As deal activity falls across the world, a select group of acquisitive companies is still finding a way to get transactions done by taking advantage of surging stock prices.
European companies have paid with their own shares for a series of high-profile transactions in 2020, including a bid by Just Eat Takeaway.com NV to enter the US and create one of the world’s largest meal delivery companies.
The volume of acquisitions by European buyers involving at least partial stock payment has jumped 83% through Tuesday to $37bn, according to data compiled by Bloomberg.
That’s helped keep deals flowing at a time when overall M&A in the region has fallen to the lowest level in a decade. The two largest takeovers of US companies this year were also all-stock transactions. The payment method has proven an attractive option for companies reluctant to take on more debt at a time of economic uncertainty.

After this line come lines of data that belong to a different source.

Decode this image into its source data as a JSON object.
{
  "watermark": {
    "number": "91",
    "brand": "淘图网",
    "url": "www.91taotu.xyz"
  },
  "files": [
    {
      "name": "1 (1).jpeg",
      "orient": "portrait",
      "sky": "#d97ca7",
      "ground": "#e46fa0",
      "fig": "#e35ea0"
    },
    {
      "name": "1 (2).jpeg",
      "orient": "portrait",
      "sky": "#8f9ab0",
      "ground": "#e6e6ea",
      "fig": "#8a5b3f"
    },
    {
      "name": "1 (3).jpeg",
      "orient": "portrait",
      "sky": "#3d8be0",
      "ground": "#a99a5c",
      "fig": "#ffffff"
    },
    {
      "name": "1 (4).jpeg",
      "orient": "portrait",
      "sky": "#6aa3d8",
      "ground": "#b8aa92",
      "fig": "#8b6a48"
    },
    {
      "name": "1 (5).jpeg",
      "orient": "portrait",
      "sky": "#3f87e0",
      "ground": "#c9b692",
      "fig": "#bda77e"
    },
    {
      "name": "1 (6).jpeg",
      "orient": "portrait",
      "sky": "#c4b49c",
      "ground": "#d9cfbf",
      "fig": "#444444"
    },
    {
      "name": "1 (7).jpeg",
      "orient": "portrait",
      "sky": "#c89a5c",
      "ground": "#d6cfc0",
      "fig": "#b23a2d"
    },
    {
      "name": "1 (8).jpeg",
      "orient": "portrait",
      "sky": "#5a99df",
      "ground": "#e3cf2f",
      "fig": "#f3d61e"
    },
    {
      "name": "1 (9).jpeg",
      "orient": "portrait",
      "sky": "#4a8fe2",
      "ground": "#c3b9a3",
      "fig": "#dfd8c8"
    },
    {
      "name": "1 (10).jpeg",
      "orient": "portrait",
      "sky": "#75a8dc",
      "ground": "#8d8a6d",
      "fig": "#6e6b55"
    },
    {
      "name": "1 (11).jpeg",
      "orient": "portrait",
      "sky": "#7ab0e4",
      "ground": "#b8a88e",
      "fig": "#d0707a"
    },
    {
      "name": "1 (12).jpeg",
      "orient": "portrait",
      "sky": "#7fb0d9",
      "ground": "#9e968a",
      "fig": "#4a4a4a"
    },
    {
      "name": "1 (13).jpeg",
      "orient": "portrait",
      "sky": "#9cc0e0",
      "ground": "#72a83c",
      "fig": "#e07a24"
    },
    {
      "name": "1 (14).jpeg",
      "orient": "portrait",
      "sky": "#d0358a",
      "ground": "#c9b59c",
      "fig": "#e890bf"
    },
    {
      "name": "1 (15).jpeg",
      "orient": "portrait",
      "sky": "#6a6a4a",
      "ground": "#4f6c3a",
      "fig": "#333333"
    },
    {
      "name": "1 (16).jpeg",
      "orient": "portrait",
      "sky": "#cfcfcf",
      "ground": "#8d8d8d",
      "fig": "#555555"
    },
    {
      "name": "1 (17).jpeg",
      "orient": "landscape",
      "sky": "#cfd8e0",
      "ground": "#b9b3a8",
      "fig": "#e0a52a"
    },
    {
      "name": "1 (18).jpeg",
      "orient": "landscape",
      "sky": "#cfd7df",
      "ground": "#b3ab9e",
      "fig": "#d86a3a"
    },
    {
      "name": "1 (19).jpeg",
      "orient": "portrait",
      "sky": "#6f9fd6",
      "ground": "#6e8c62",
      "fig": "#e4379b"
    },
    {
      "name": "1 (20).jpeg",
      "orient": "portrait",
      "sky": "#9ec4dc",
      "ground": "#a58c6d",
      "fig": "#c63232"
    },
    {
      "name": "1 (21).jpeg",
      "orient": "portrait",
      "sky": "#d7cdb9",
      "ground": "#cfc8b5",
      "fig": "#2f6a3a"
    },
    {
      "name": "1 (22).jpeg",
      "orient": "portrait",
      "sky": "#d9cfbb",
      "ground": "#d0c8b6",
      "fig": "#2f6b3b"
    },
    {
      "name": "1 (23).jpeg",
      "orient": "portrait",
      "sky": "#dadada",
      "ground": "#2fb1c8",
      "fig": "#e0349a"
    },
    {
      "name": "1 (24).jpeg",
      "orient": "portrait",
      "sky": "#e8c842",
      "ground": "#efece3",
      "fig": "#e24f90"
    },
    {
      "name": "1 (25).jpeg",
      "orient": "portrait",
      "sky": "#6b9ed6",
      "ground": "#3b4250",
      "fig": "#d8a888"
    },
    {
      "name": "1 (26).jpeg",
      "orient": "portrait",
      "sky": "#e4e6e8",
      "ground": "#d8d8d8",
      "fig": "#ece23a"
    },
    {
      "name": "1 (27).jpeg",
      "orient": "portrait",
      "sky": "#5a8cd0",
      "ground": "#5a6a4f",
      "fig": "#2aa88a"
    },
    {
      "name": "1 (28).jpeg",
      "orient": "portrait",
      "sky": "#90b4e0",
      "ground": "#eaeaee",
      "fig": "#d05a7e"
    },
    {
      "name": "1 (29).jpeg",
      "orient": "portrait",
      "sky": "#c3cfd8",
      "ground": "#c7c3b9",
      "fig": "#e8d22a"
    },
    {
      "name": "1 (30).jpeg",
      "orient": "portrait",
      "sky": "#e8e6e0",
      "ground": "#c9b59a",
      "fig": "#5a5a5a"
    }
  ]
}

“Some of the large technology or health care companies are looking at their rich stock valuations and using that as a currency to pursue growth,” Alison Harding-Jones, head of mergers and acquisitions for Europe, the Middle East and Africa at Citigroup Inc, said in an interview. “I would expect to see more of those deals.”
Just Eat Takeaway shares have gained 14% in Amsterdam trading this year, bucking the 13% decline in the benchmark STOXX Europe 600 Index over the same period.
The rise has given Just Eat Takeaway a market value of about $15.7bn and brought it more financial power to outbid Uber Technologies Inc with its $7.3bn offer for Grubhub Inc in the US.
Other companies are seeing stock-for-stock acquisitions as a way of conserving cash and getting around the lack of bank financing. “There is still some uncertainty in the market,” Pier Luigi Colizzi, head of EMEA M&A at Barclays Plc, said in an interview. “Corporates tend to be shy to re-leverage after a crisis, so they’ll favour stock deals in the short term.”
So far in 2020, deals with a stock payment element account for 12% of the value of all transactions announced by a European acquirer, compared with 5.5% during the same period last year, Bloomberg-compiled data show.
Notable examples include French payment processor Worldline SA’s proposed $8.6bn purchase of rival Ingenico Group SA, which offered the target’s investors a mix of cash and shares.
Intesa Sanpaolo SpA offered all stock in its unsolicited bid for smaller Italian lender Unione di Banche Italiane SpA, a deal valued at about $5bn when it was announced in February. “Stock deals work well to bridge valuation gaps in a volatile environment and also allow companies to protect their balance sheets,” said Robin Rousseau, head of EMEA M&A at Deutsche Bank AG.
The trend of all-stock deals has also started to spread. National Commercial Bank, the largest Saudi lender by assets, last week proposed to pay as much as $15.6bn in stock to acquire rival Samba Financial Group in what could become the world’s biggest banking takeover this year.
While such deals aren’t on the rise in the US, the payment method helped this year’s biggest transactions get done. Aon Plc is paying in shares for its planned $30bn purchase of rival insurance brokerage Willis Towers Watson Plc, which ranks as the largest US takeover of 2020. Morgan Stanley’s proposed $13bn acquisition of E*Trade Financial Corp is also being funded with stock.
“In uncertain times, stock deals can allow targets to participate in the upside of a combination – including synergies – while helping to bridge potential valuation gaps and manage debt levels,” said Dwayne Lysaght, co-head of EMEA M&A at JPMorgan Chase & Co. “As a result, they may also require less of a premium.”
The Covid-19 lockdowns have pushed companies across sectors like travel and retail to the brink, with many turning to state aid or embarking on heavy cost-cutting programs.
Prolonged business disruptions will force many mid-sized companies to seek strategic measures to survive, according to Citigroup’s Harding-Jones.